Rates of anxiety in patients with heart failure (HF) vary widely, and not all assessment instruments used in this patient population are appropriate. It is timely to consolidate the evidence base and establish the prevalence and variance of anxiety in HF samples.


A systematic review, meta-analysis, and meta-regression were conducted to identify the prevalence, variance, and measurement of anxiety in patients with HF.


A total of 14,367 citations were identified, with 73 studies meeting inclusion criteria. A random effects pooled prevalence of 13.1% (95% confidence interval [CI], 9.25%-16.86%) for anxiety disorders, 28.79% (95% CI, 23.30%-34.29) for probable clinically significant anxiety, and 55.5% (95% CI, 48.08%-62.83%) for elevated symptoms of anxiety was identified. Rates of anxiety were highest when measured using the Brief Symptom Scale-Anxiety scale (72.3%) and lowest when measured using the Generalised Anxiety Disorder-7 (6.3%).

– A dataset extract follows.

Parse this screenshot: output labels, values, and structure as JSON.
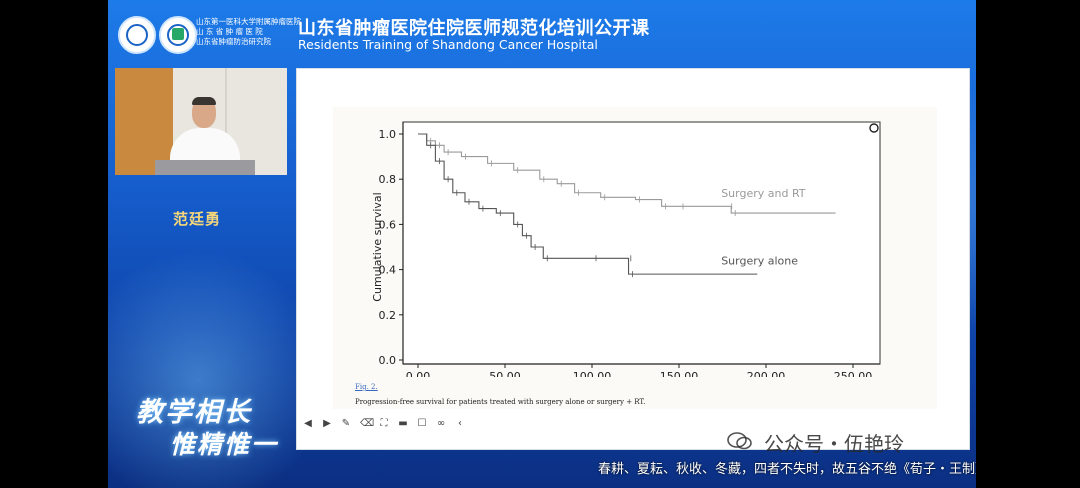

Many patients with HF would benefit if screened for anxiety and treated. The conceptualization and measurement of anxiety accounted for most variance in prevalence rates. The Generalised Anxiety Disorder-7 or the Hospital Anxiety and Depression Scale appear to be the most appropriate instruments for this clinical population, with evidence to suggest they can discriminate between depression and anxiety, omit somatic items that may contaminate identification of anxiety in a population with physical comorbidities, and provide thresholds with which to differentiate patients and target treatments. Although there are limitations with the collation of diverse measurement methods, the current review provides researchers and clinicians with a more granular knowledge of prevalence estimates of anxiety in a population of HF patients.